I want to end with a remark by the American novelist Marilynne Robinson in The Guardian last year: ‘People live profound lives’. Is she right, and if so, what significance do you draw from this? We would need surely to offer some account of being human that makes ‘living profoundly’ possible and even necessary, even if that profundity is non-theistic in shape. What if ‘profound living’ is a feature of all human beings insofar as they are in touch with the real and the demands of the real, without any explicit reference to a transcendent source that causes us, invests us with existence? The Thomist tradition views the triune God as the real, reality, existence, esse, ‘being’.

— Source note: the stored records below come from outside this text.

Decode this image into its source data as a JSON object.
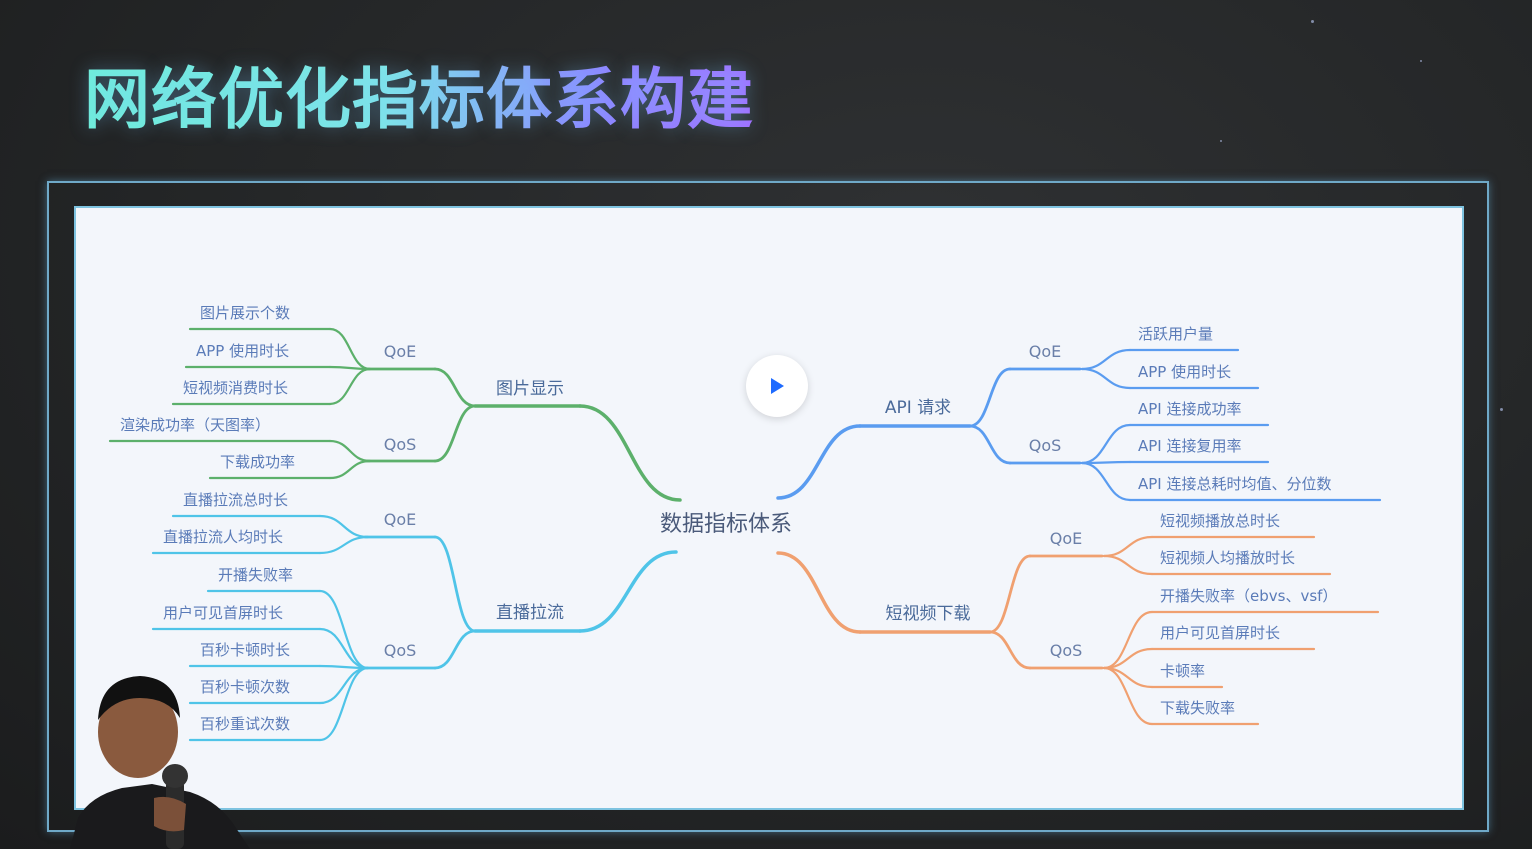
{
  "slide": {
    "title": "网络优化指标体系构建"
  },
  "mindmap": {
    "center": "数据指标体系",
    "branches": [
      {
        "label": "图片显示",
        "color": "#5cb06b",
        "groups": [
          {
            "label": "QoE",
            "items": [
              "图片展示个数",
              "APP 使用时长",
              "短视频消费时长"
            ]
          },
          {
            "label": "QoS",
            "items": [
              "渲染成功率（天图率）",
              "下载成功率"
            ]
          }
        ]
      },
      {
        "label": "直播拉流",
        "color": "#4fc4e8",
        "groups": [
          {
            "label": "QoE",
            "items": [
              "直播拉流总时长",
              "直播拉流人均时长"
            ]
          },
          {
            "label": "QoS",
            "items": [
              "开播失败率",
              "用户可见首屏时长",
              "百秒卡顿时长",
              "百秒卡顿次数",
              "百秒重试次数"
            ]
          }
        ]
      },
      {
        "label": "API 请求",
        "color": "#5a9cf0",
        "groups": [
          {
            "label": "QoE",
            "items": [
              "活跃用户量",
              "APP 使用时长"
            ]
          },
          {
            "label": "QoS",
            "items": [
              "API 连接成功率",
              "API 连接复用率",
              "API 连接总耗时均值、分位数"
            ]
          }
        ]
      },
      {
        "label": "短视频下载",
        "color": "#f0a070",
        "groups": [
          {
            "label": "QoE",
            "items": [
              "短视频播放总时长",
              "短视频人均播放时长"
            ]
          },
          {
            "label": "QoS",
            "items": [
              "开播失败率（ebvs、vsf）",
              "用户可见首屏时长",
              "卡顿率",
              "下载失败率"
            ]
          }
        ]
      }
    ]
  },
  "player": {
    "play_icon": "play-icon",
    "accent": "#1e6bff"
  }
}
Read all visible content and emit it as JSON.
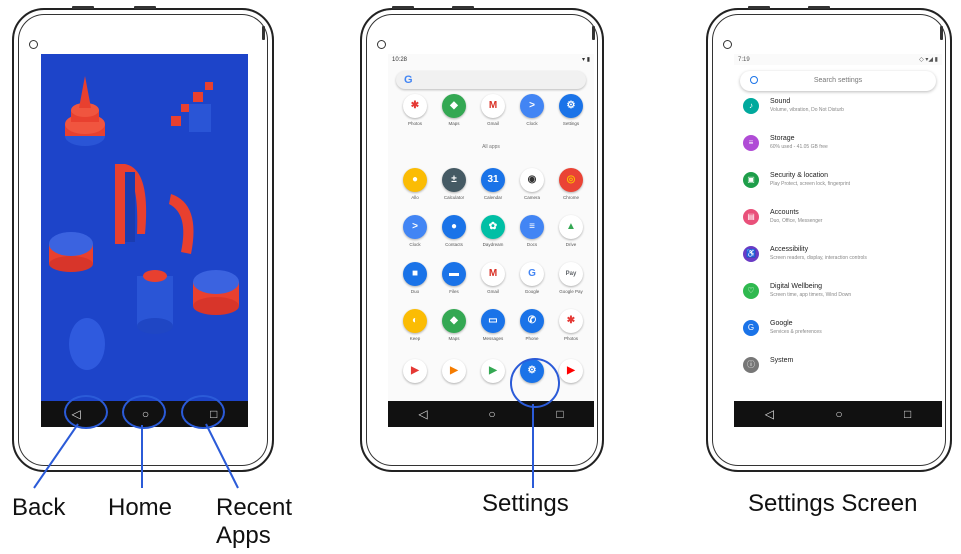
{
  "labels": {
    "back": "Back",
    "home": "Home",
    "recent": "Recent\nApps",
    "settings": "Settings",
    "settings_screen": "Settings Screen"
  },
  "drawer": {
    "time": "10:28",
    "search_letter": "G",
    "all_apps": "All apps",
    "rows": [
      [
        {
          "name": "Photos",
          "color": "#ffffff",
          "glyph": "✱",
          "fg": "#e53935"
        },
        {
          "name": "Maps",
          "color": "#34a853",
          "glyph": "◆",
          "fg": "#fff"
        },
        {
          "name": "Gmail",
          "color": "#ffffff",
          "glyph": "M",
          "fg": "#d93025"
        },
        {
          "name": "Clock",
          "color": "#4285f4",
          "glyph": ">",
          "fg": "#fff"
        },
        {
          "name": "Settings",
          "color": "#1a73e8",
          "glyph": "⚙",
          "fg": "#fff"
        }
      ],
      [
        {
          "name": "Allo",
          "color": "#fbbc04",
          "glyph": "●",
          "fg": "#fff"
        },
        {
          "name": "Calculator",
          "color": "#455a64",
          "glyph": "±",
          "fg": "#fff"
        },
        {
          "name": "Calendar",
          "color": "#1a73e8",
          "glyph": "31",
          "fg": "#fff"
        },
        {
          "name": "Camera",
          "color": "#ffffff",
          "glyph": "◉",
          "fg": "#333"
        },
        {
          "name": "Chrome",
          "color": "#ea4335",
          "glyph": "◎",
          "fg": "#fbbc04"
        }
      ],
      [
        {
          "name": "Clock",
          "color": "#4285f4",
          "glyph": ">",
          "fg": "#fff"
        },
        {
          "name": "Contacts",
          "color": "#1a73e8",
          "glyph": "●",
          "fg": "#fff"
        },
        {
          "name": "Daydream",
          "color": "#00bfa5",
          "glyph": "✿",
          "fg": "#fff"
        },
        {
          "name": "Docs",
          "color": "#4285f4",
          "glyph": "≡",
          "fg": "#fff"
        },
        {
          "name": "Drive",
          "color": "#ffffff",
          "glyph": "▲",
          "fg": "#34a853"
        }
      ],
      [
        {
          "name": "Duo",
          "color": "#1a73e8",
          "glyph": "■",
          "fg": "#fff"
        },
        {
          "name": "Files",
          "color": "#1a73e8",
          "glyph": "▬",
          "fg": "#fff"
        },
        {
          "name": "Gmail",
          "color": "#ffffff",
          "glyph": "M",
          "fg": "#d93025"
        },
        {
          "name": "Google",
          "color": "#ffffff",
          "glyph": "G",
          "fg": "#4285f4"
        },
        {
          "name": "Google Pay",
          "color": "#ffffff",
          "glyph": "Pay",
          "fg": "#5f6368"
        }
      ],
      [
        {
          "name": "Keep",
          "color": "#fbbc04",
          "glyph": "◐",
          "fg": "#fff"
        },
        {
          "name": "Maps",
          "color": "#34a853",
          "glyph": "◆",
          "fg": "#fff"
        },
        {
          "name": "Messages",
          "color": "#1a73e8",
          "glyph": "▭",
          "fg": "#fff"
        },
        {
          "name": "Phone",
          "color": "#1a73e8",
          "glyph": "✆",
          "fg": "#fff"
        },
        {
          "name": "Photos",
          "color": "#ffffff",
          "glyph": "✱",
          "fg": "#e53935"
        }
      ],
      [
        {
          "name": "",
          "color": "#ffffff",
          "glyph": "▶",
          "fg": "#e53935"
        },
        {
          "name": "",
          "color": "#ffffff",
          "glyph": "▶",
          "fg": "#f57c00"
        },
        {
          "name": "",
          "color": "#ffffff",
          "glyph": "▶",
          "fg": "#34a853"
        },
        {
          "name": "",
          "color": "#1a73e8",
          "glyph": "⚙",
          "fg": "#fff"
        },
        {
          "name": "",
          "color": "#ffffff",
          "glyph": "▶",
          "fg": "#ff0000"
        }
      ]
    ]
  },
  "settings": {
    "time": "7:19",
    "search_placeholder": "Search settings",
    "items": [
      {
        "title": "Sound",
        "sub": "Volume, vibration, Do Not Disturb",
        "color": "#00a99d",
        "glyph": "♪"
      },
      {
        "title": "Storage",
        "sub": "60% used - 41.05 GB free",
        "color": "#b04cd6",
        "glyph": "≡"
      },
      {
        "title": "Security & location",
        "sub": "Play Protect, screen lock, fingerprint",
        "color": "#1e9e4a",
        "glyph": "▣"
      },
      {
        "title": "Accounts",
        "sub": "Duo, Office, Messenger",
        "color": "#e9507a",
        "glyph": "▤"
      },
      {
        "title": "Accessibility",
        "sub": "Screen readers, display, interaction controls",
        "color": "#6a3bc5",
        "glyph": "♿"
      },
      {
        "title": "Digital Wellbeing",
        "sub": "Screen time, app timers, Wind Down",
        "color": "#2fb94f",
        "glyph": "♡"
      },
      {
        "title": "Google",
        "sub": "Services & preferences",
        "color": "#1a73e8",
        "glyph": "G"
      },
      {
        "title": "System",
        "sub": "",
        "color": "#777777",
        "glyph": "ⓘ"
      }
    ]
  },
  "nav": {
    "back": "◁",
    "home": "○",
    "recent": "□"
  },
  "colors": {
    "callout": "#2b5bd8",
    "wallpaper": "#1d44c9",
    "shape": "#e8402f"
  }
}
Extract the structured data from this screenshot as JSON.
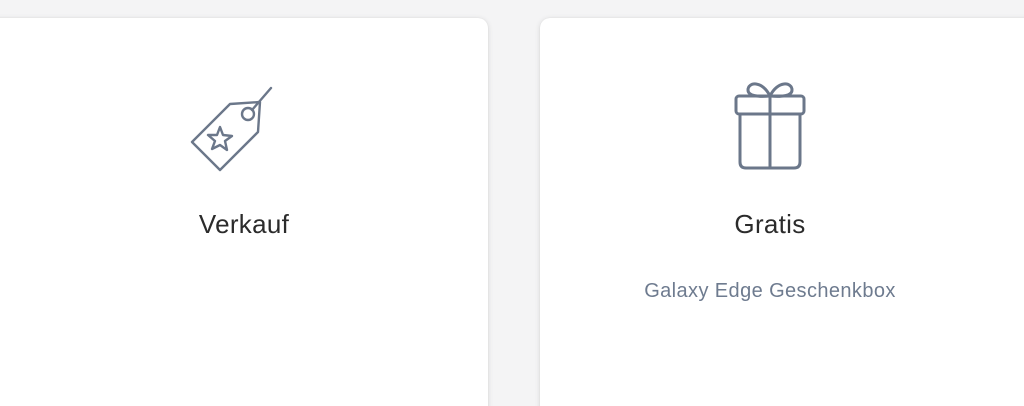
{
  "cards": [
    {
      "icon": "price-tag-star-icon",
      "title": "Verkauf"
    },
    {
      "icon": "gift-box-icon",
      "title": "Gratis",
      "subtitle": "Galaxy Edge Geschenkbox"
    }
  ],
  "colors": {
    "background": "#f4f4f5",
    "card": "#ffffff",
    "icon_stroke": "#6b778a",
    "title_text": "#2b2b2b",
    "subtitle_text": "#6e7b8f"
  }
}
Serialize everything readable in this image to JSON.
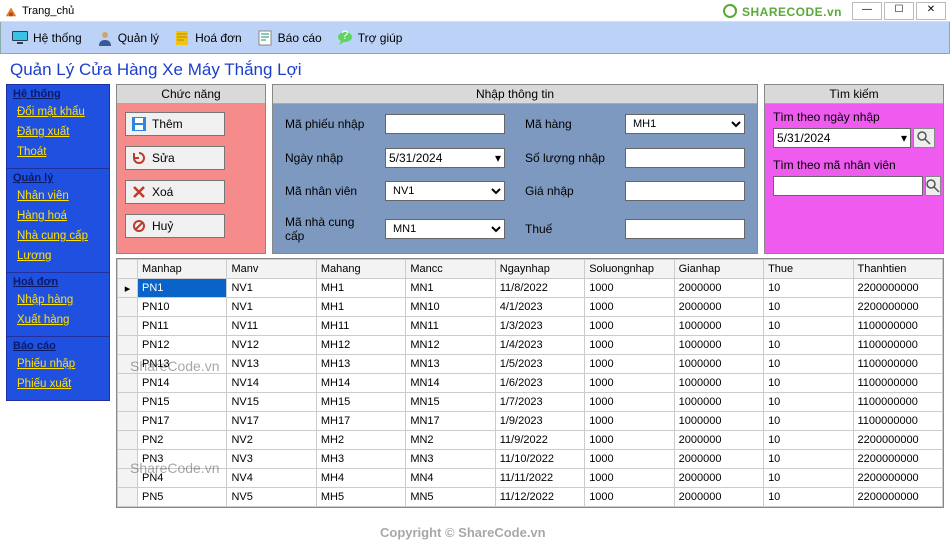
{
  "window": {
    "title": "Trang_chủ"
  },
  "brand": {
    "text": "SHARECODE.vn"
  },
  "menu": {
    "system": "Hệ thống",
    "manage": "Quản lý",
    "invoice": "Hoá đơn",
    "report": "Báo cáo",
    "help": "Trợ giúp"
  },
  "heading": "Quản Lý Cửa Hàng Xe Máy Thắng Lợi",
  "sidebar": {
    "groups": [
      {
        "title": "Hệ thống",
        "links": [
          "Đổi mật khẩu",
          "Đăng xuất",
          "Thoát"
        ]
      },
      {
        "title": "Quản lý",
        "links": [
          "Nhân viên",
          "Hàng hoá",
          "Nhà cung cấp",
          "Lương"
        ]
      },
      {
        "title": "Hoá đơn",
        "links": [
          "Nhập hàng",
          "Xuất hàng"
        ]
      },
      {
        "title": "Báo cáo",
        "links": [
          "Phiếu nhập",
          "Phiếu xuất"
        ]
      }
    ]
  },
  "funcPanel": {
    "title": "Chức năng",
    "add": "Thêm",
    "edit": "Sửa",
    "delete": "Xoá",
    "cancel": "Huỷ"
  },
  "inputPanel": {
    "title": "Nhập thông tin",
    "l_maphieu": "Mã phiếu nhập",
    "l_ngaynhap": "Ngày nhập",
    "l_manv": "Mã nhân viên",
    "l_mancc": "Mã nhà cung cấp",
    "l_mahang": "Mã hàng",
    "l_soluong": "Số lượng nhập",
    "l_gianhap": "Giá nhập",
    "l_thue": "Thuế",
    "v_maphieu": "",
    "v_ngaynhap": "5/31/2024",
    "v_manv": "NV1",
    "v_mancc": "MN1",
    "v_mahang": "MH1",
    "v_soluong": "",
    "v_gianhap": "",
    "v_thue": ""
  },
  "searchPanel": {
    "title": "Tìm kiếm",
    "byDateLabel": "Tìm theo ngày nhập",
    "byDateValue": "5/31/2024",
    "byEmpLabel": "Tìm theo mã nhân viên",
    "byEmpValue": ""
  },
  "grid": {
    "headers": [
      "Manhap",
      "Manv",
      "Mahang",
      "Mancc",
      "Ngaynhap",
      "Soluongnhap",
      "Gianhap",
      "Thue",
      "Thanhtien"
    ],
    "rows": [
      {
        "sel": true,
        "c": [
          "PN1",
          "NV1",
          "MH1",
          "MN1",
          "11/8/2022",
          "1000",
          "2000000",
          "10",
          "2200000000"
        ]
      },
      {
        "sel": false,
        "c": [
          "PN10",
          "NV1",
          "MH1",
          "MN10",
          "4/1/2023",
          "1000",
          "2000000",
          "10",
          "2200000000"
        ]
      },
      {
        "sel": false,
        "c": [
          "PN11",
          "NV11",
          "MH11",
          "MN11",
          "1/3/2023",
          "1000",
          "1000000",
          "10",
          "1100000000"
        ]
      },
      {
        "sel": false,
        "c": [
          "PN12",
          "NV12",
          "MH12",
          "MN12",
          "1/4/2023",
          "1000",
          "1000000",
          "10",
          "1100000000"
        ]
      },
      {
        "sel": false,
        "c": [
          "PN13",
          "NV13",
          "MH13",
          "MN13",
          "1/5/2023",
          "1000",
          "1000000",
          "10",
          "1100000000"
        ]
      },
      {
        "sel": false,
        "c": [
          "PN14",
          "NV14",
          "MH14",
          "MN14",
          "1/6/2023",
          "1000",
          "1000000",
          "10",
          "1100000000"
        ]
      },
      {
        "sel": false,
        "c": [
          "PN15",
          "NV15",
          "MH15",
          "MN15",
          "1/7/2023",
          "1000",
          "1000000",
          "10",
          "1100000000"
        ]
      },
      {
        "sel": false,
        "c": [
          "PN17",
          "NV17",
          "MH17",
          "MN17",
          "1/9/2023",
          "1000",
          "1000000",
          "10",
          "1100000000"
        ]
      },
      {
        "sel": false,
        "c": [
          "PN2",
          "NV2",
          "MH2",
          "MN2",
          "11/9/2022",
          "1000",
          "2000000",
          "10",
          "2200000000"
        ]
      },
      {
        "sel": false,
        "c": [
          "PN3",
          "NV3",
          "MH3",
          "MN3",
          "11/10/2022",
          "1000",
          "2000000",
          "10",
          "2200000000"
        ]
      },
      {
        "sel": false,
        "c": [
          "PN4",
          "NV4",
          "MH4",
          "MN4",
          "11/11/2022",
          "1000",
          "2000000",
          "10",
          "2200000000"
        ]
      },
      {
        "sel": false,
        "c": [
          "PN5",
          "NV5",
          "MH5",
          "MN5",
          "11/12/2022",
          "1000",
          "2000000",
          "10",
          "2200000000"
        ]
      }
    ]
  },
  "watermarks": {
    "w1": "ShareCode.vn",
    "w2": "ShareCode.vn",
    "w3": "Copyright © ShareCode.vn"
  }
}
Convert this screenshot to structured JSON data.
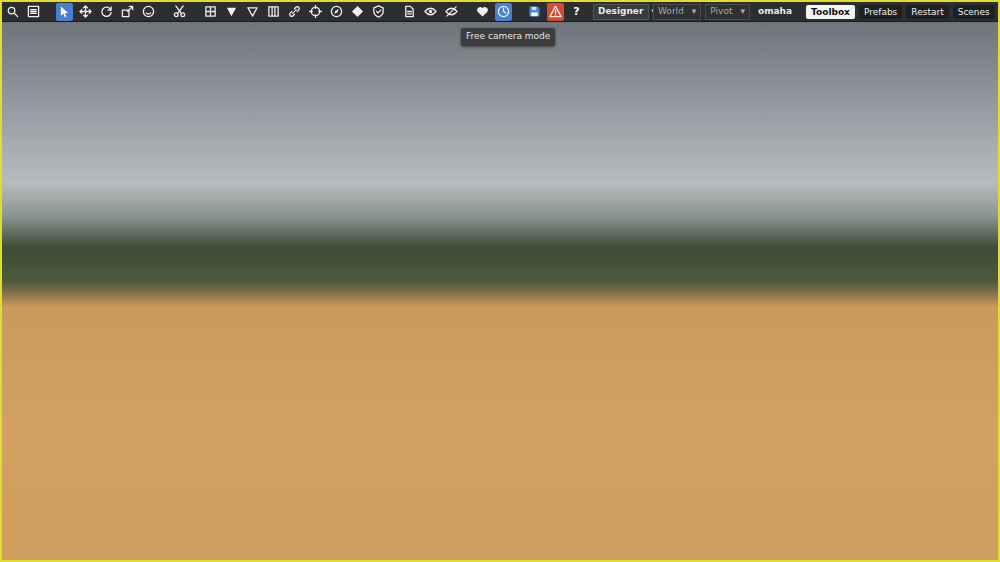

What if we take seriously Aquinas’ teaching that all humans are in touch with the invisible missions of Word and Spirit through their existential engagement with the demands of truth and love? This gives them a form of profound living that is built into their nature, a form that is not illusory, but is grounded in the real, in God, in the modes of God's presence to them, even in a culture like ours that finds itself unable to express itself in Christian words. We have got into the habit of prioritising faith, understood as ‘belief’, as a condition of union with God; would it not be equally true to accord the same salvific power to hope and love. And the question to others need not be ‘What do you believe?’ but ‘What do you hope for?’ ‘How deeply do you love?’Footnote 20
Could those around us be engaged already in an implicit true monotheism, already on the way to the true God? What if most people are living ‘profound lives’ that are already a deep engagement with God? What if they are already living a demanding way of life that is their flourishing and the means of their fulfilment in God? What might Christians do that helps them? An effective ministry towards post-Christian non-believers might start from that recognition.